- Date: March 2008
- Page count: 176 pages
- Publisher: Gestalt Comics

Creative team
- Writers: Alex Cox Christopher Bones (adaptation)
- Artists: Christopher Bones
- Colourists: Justin Randall
- ISBN: 0977562824

= Waldo's Hawaiian Holiday =

2008 graphic novel written by Alex Cox

Waldo's Hawaiian Holiday is a graphic novel from Gestalt Publishing written by Alex Cox and illustrated by Christopher Bones and Justin Randall. It is a sequel to the 1984 cult film Repo Man.

==Publication history==
The sequel to Repo Man was planned as far back as 1997 and filming started but was never completed. The making of it is featured in the documentary A Texas Tale of Treason. Cox afterward made another semi-sequel called Repo Chick but the original sequel remained as a script on Cox's website.
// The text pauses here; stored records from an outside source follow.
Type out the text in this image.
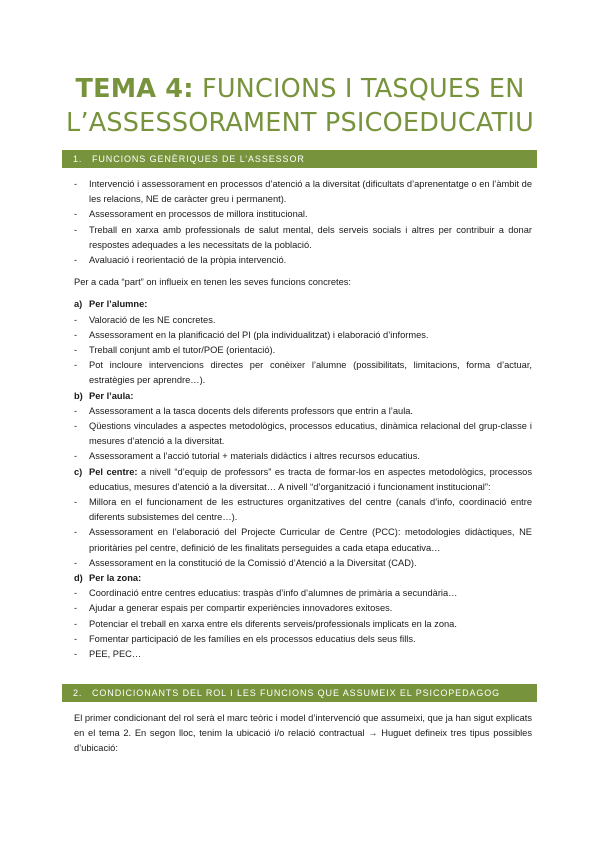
TEMA 4: FUNCIONS I TASQUES EN
L’ASSESSORAMENT PSICOEDUCATIU
1. FUNCIONS GENÈRIQUES DE L’ASSESSOR
- Intervenció i assessorament en processos d’atenció a la diversitat (dificultats d’aprenentatge o en l’àmbit de les relacions, NE de caràcter greu i permanent).
- Assessorament en processos de millora institucional.
- Treball en xarxa amb professionals de salut mental, dels serveis socials i altres per contribuir a donar respostes adequades a les necessitats de la població.
- Avaluació i reorientació de la pròpia intervenció.
Per a cada “part” on influeix en tenen les seves funcions concretes:
a) Per l’alumne:
- Valoració de les NE concretes.
- Assessorament en la planificació del PI (pla individualitzat) i elaboració d’informes.
- Treball conjunt amb el tutor/POE (orientació).
- Pot incloure intervencions directes per conèixer l’alumne (possibilitats, limitacions, forma d’actuar, estratègies per aprendre…).
b) Per l’aula:
- Assessorament a la tasca docents dels diferents professors que entrin a l’aula.
- Qüestions vinculades a aspectes metodològics, processos educatius, dinàmica relacional del grup-classe i mesures d’atenció a la diversitat.
- Assessorament a l’acció tutorial + materials didàctics i altres recursos educatius.
c) Pel centre: a nivell “d’equip de professors” es tracta de formar-los en aspectes metodològics, processos educatius, mesures d’atenció a la diversitat… A nivell “d’organització i funcionament institucional”:
- Millora en el funcionament de les estructures organitzatives del centre (canals d’info, coordinació entre diferents subsistemes del centre…).
- Assessorament en l’elaboració del Projecte Curricular de Centre (PCC): metodologies didàctiques, NE prioritàries pel centre, definició de les finalitats perseguides a cada etapa educativa…
- Assessorament en la constitució de la Comissió d’Atenció a la Diversitat (CAD).
d) Per la zona:
- Coordinació entre centres educatius: traspàs d’info d’alumnes de primària a secundària…
- Ajudar a generar espais per compartir experiències innovadores exitoses.
- Potenciar el treball en xarxa entre els diferents serveis/professionals implicats en la zona.
- Fomentar participació de les famílies en els processos educatius dels seus fills.
- PEE, PEC…
2. CONDICIONANTS DEL ROL I LES FUNCIONS QUE ASSUMEIX EL PSICOPEDAGOG
El primer condicionant del rol serà el marc teòric i model d’intervenció que assumeixi, que ja han sigut explicats en el tema 2. En segon lloc, tenim la ubicació i/o relació contractual → Huguet defineix tres tipus possibles d’ubicació:
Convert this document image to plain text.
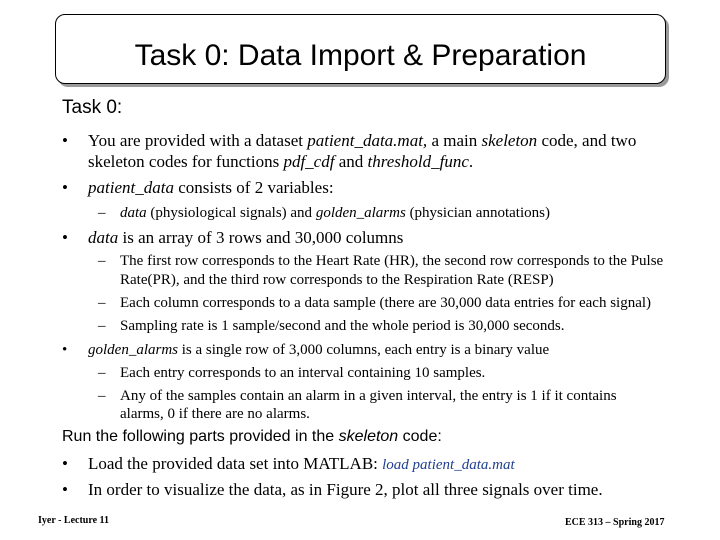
Task 0: Data Import & Preparation
Task 0:
• You are provided with a dataset patient_data.mat, a main skeleton code, and two
skeleton codes for functions pdf_cdf and threshold_func.
• patient_data consists of 2 variables:
– data (physiological signals) and golden_alarms (physician annotations)
• data is an array of 3 rows and 30,000 columns
– The first row corresponds to the Heart Rate (HR), the second row corresponds to the Pulse
Rate(PR), and the third row corresponds to the Respiration Rate (RESP)
– Each column corresponds to a data sample (there are 30,000 data entries for each signal)
– Sampling rate is 1 sample/second and the whole period is 30,000 seconds.
• golden_alarms is a single row of 3,000 columns, each entry is a binary value
– Each entry corresponds to an interval containing 10 samples.
– Any of the samples contain an alarm in a given interval, the entry is 1 if it contains
alarms, 0 if there are no alarms.
Run the following parts provided in the skeleton code:
• Load the provided data set into MATLAB: load patient_data.mat
• In order to visualize the data, as in Figure 2, plot all three signals over time.
Iyer - Lecture 11	ECE 313 – Spring 2017
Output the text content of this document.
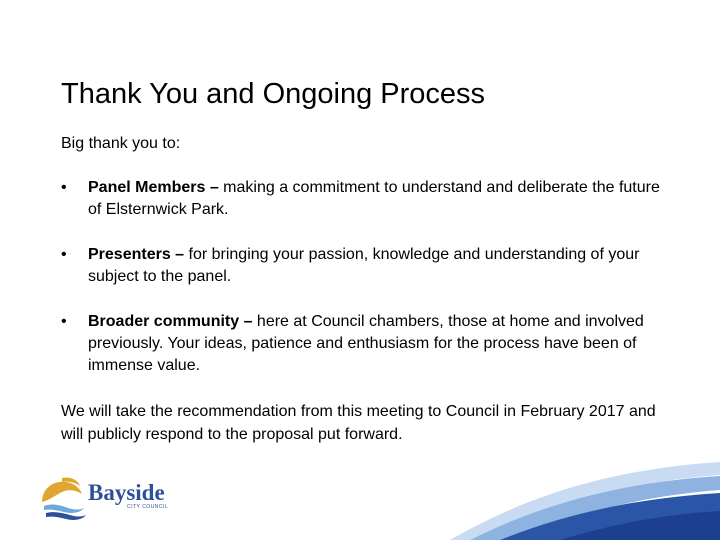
Thank You and Ongoing Process

Big thank you to:

• Panel Members – making a commitment to understand and deliberate the future of Elsternwick Park.
• Presenters – for bringing your passion, knowledge and understanding of your subject to the panel.
• Broader community – here at Council chambers, those at home and involved previously. Your ideas, patience and enthusiasm for the process have been of immense value.

We will take the recommendation from this meeting to Council in February 2017 and will publicly respond to the proposal put forward.

Bayside
CITY COUNCIL
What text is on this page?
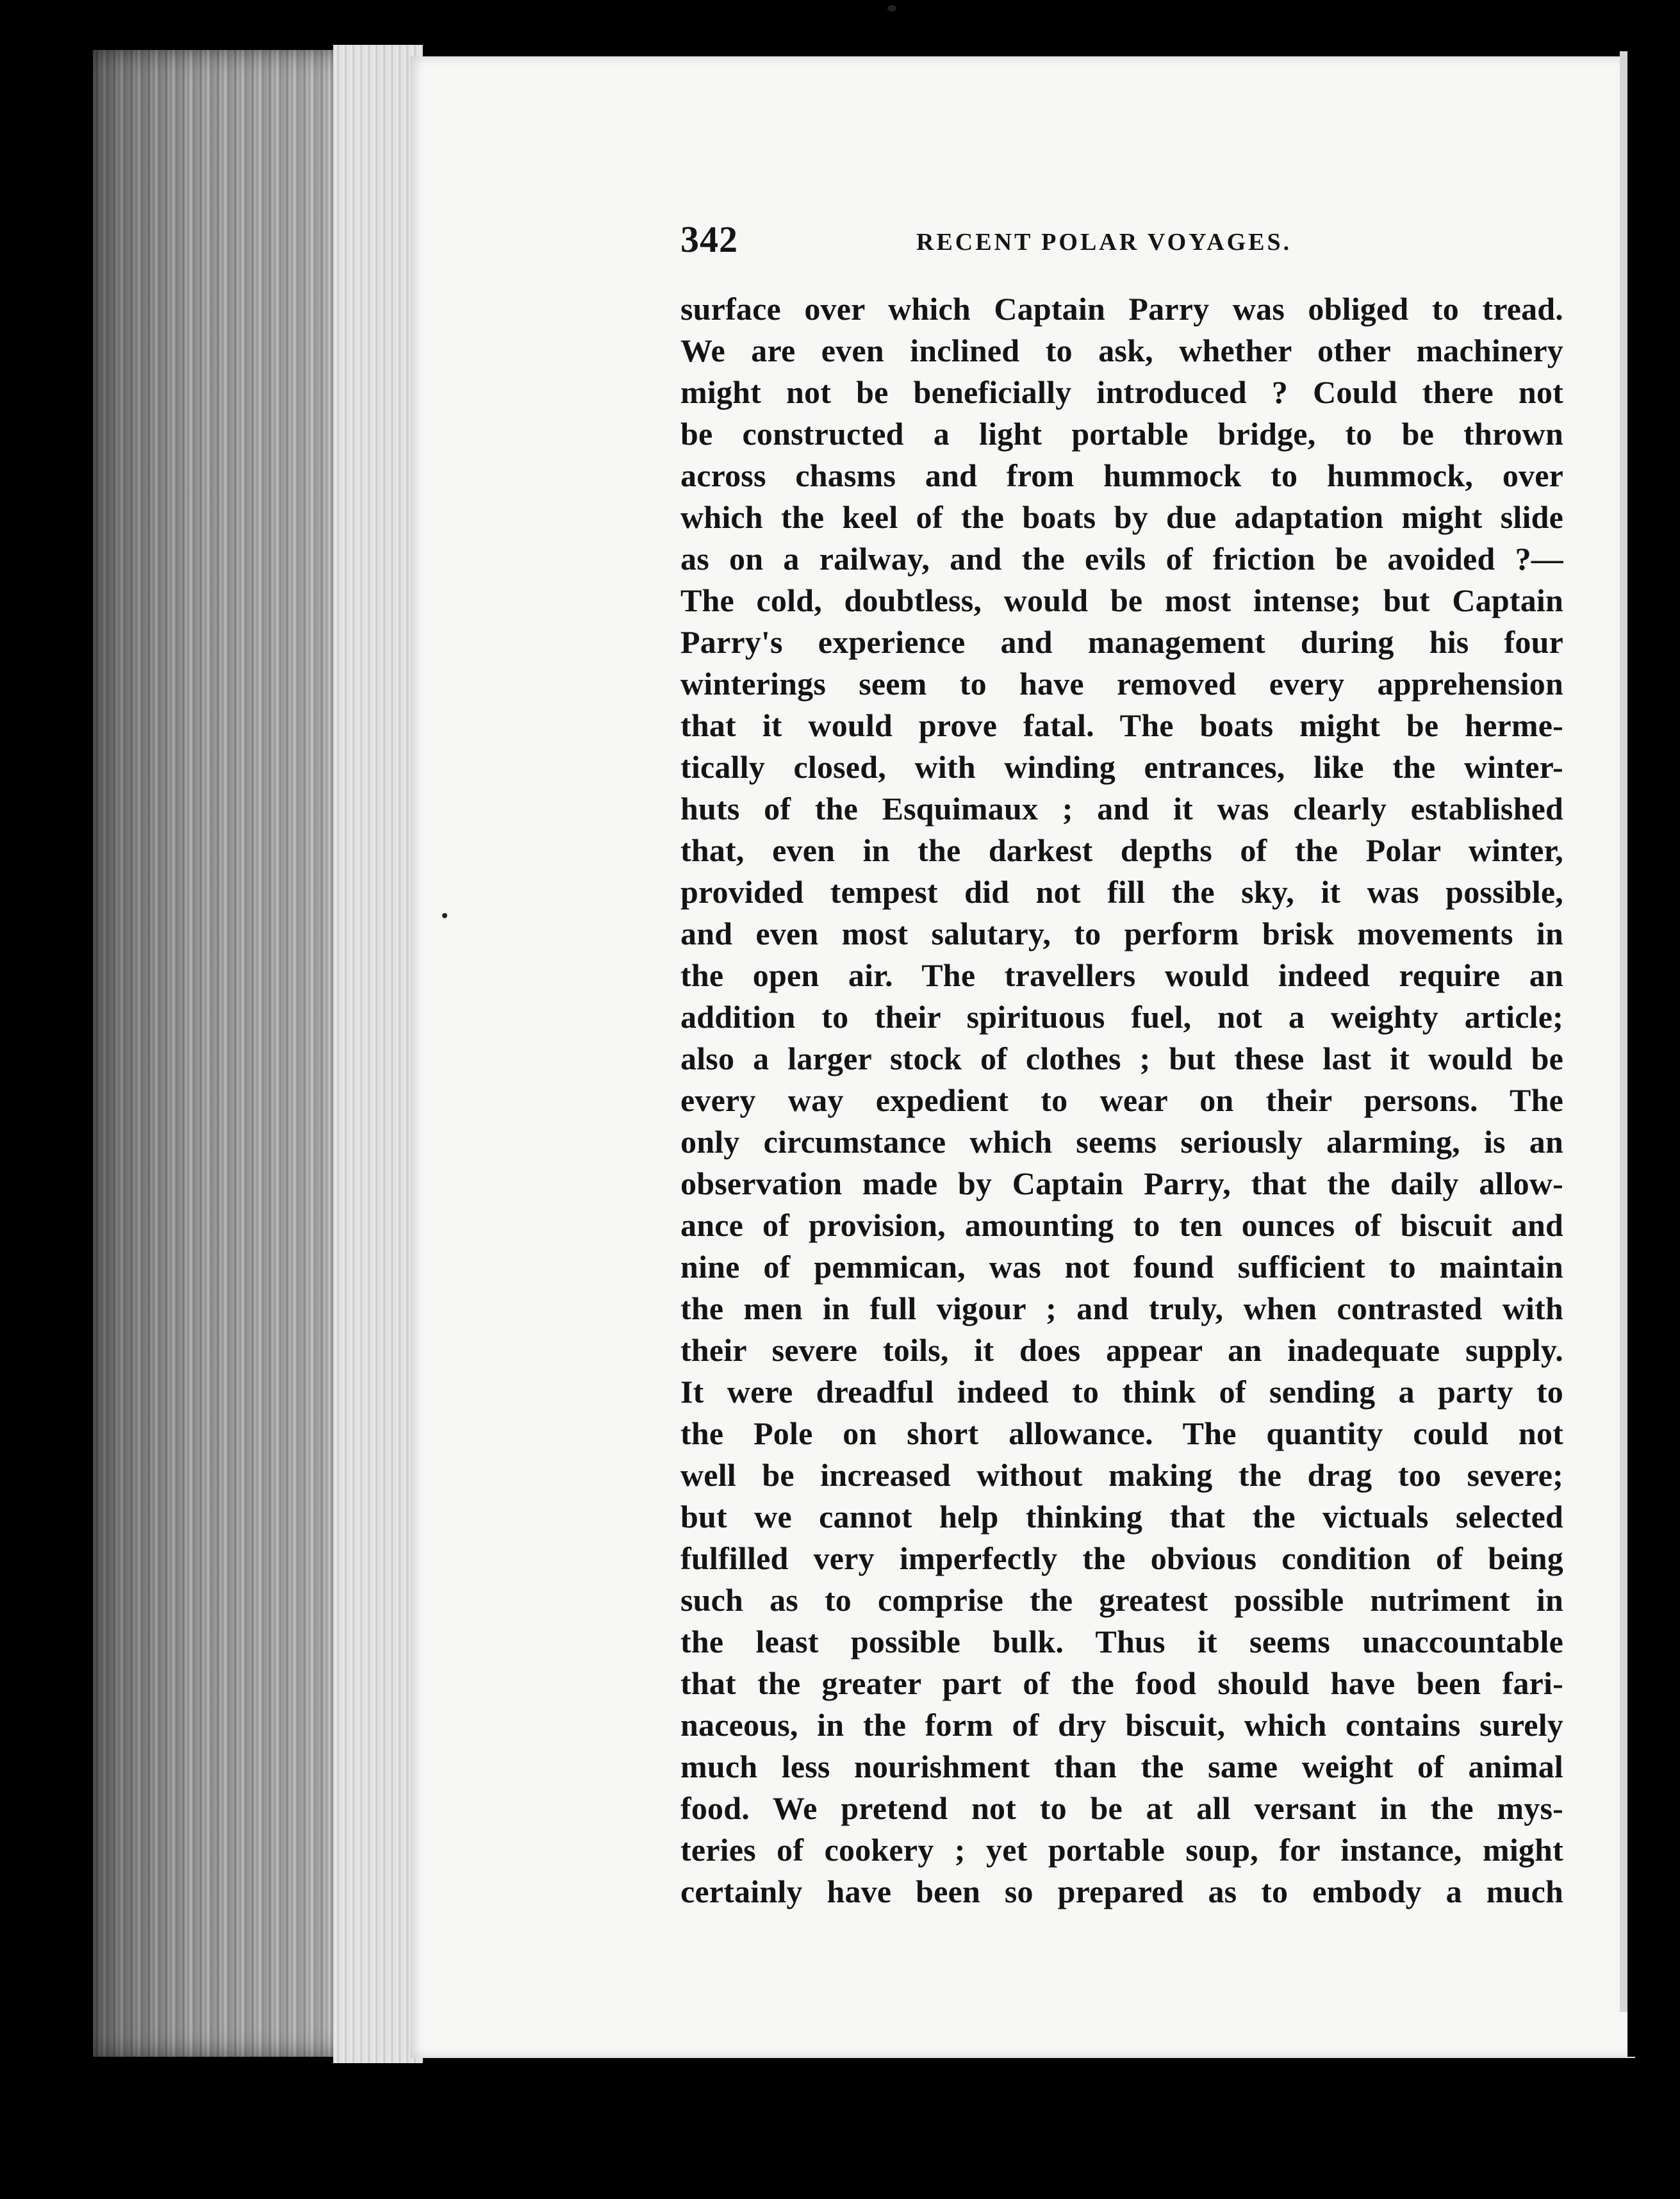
342	RECENT POLAR VOYAGES.
surface over which Captain Parry was obliged to tread.
We are even inclined to ask, whether other machinery
might not be beneficially introduced ? Could there not
be constructed a light portable bridge, to be thrown
across chasms and from hummock to hummock, over
which the keel of the boats by due adaptation might slide
as on a railway, and the evils of friction be avoided ?—
The cold, doubtless, would be most intense; but Captain
Parry's experience and management during his four
winterings seem to have removed every apprehension
that it would prove fatal. The boats might be herme-
tically closed, with winding entrances, like the winter-
huts of the Esquimaux ; and it was clearly established
that, even in the darkest depths of the Polar winter,
provided tempest did not fill the sky, it was possible,
and even most salutary, to perform brisk movements in
the open air. The travellers would indeed require an
addition to their spirituous fuel, not a weighty article;
also a larger stock of clothes ; but these last it would be
every way expedient to wear on their persons. The
only circumstance which seems seriously alarming, is an
observation made by Captain Parry, that the daily allow-
ance of provision, amounting to ten ounces of biscuit and
nine of pemmican, was not found sufficient to maintain
the men in full vigour ; and truly, when contrasted with
their severe toils, it does appear an inadequate supply.
It were dreadful indeed to think of sending a party to
the Pole on short allowance. The quantity could not
well be increased without making the drag too severe;
but we cannot help thinking that the victuals selected
fulfilled very imperfectly the obvious condition of being
such as to comprise the greatest possible nutriment in
the least possible bulk. Thus it seems unaccountable
that the greater part of the food should have been fari-
naceous, in the form of dry biscuit, which contains surely
much less nourishment than the same weight of animal
food. We pretend not to be at all versant in the mys-
teries of cookery ; yet portable soup, for instance, might
certainly have been so prepared as to embody a much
Christopher Bones stumbled across it while working on another project and contacted Cox about adapting it, which Cox agreed to.

==Plot==
Otto, now using the name Waldo, has returned to Earth from Mars after ten years. Now nearly 30, he adjusts to life in mid-1990s, and gets a boring job as a telemarketer. When Waldo receives a call offering a free Hawaiian vacation, he makes taking the trip his goal, but his efforts are repeatedly thwarted by bureaucracy. It is eventually revealed that these difficulties are intentional, and that Los Angeles is actually an experimental self-maintaining prison constructed by Martians to contain humans. Waldo returns to his job and never goes on vacation.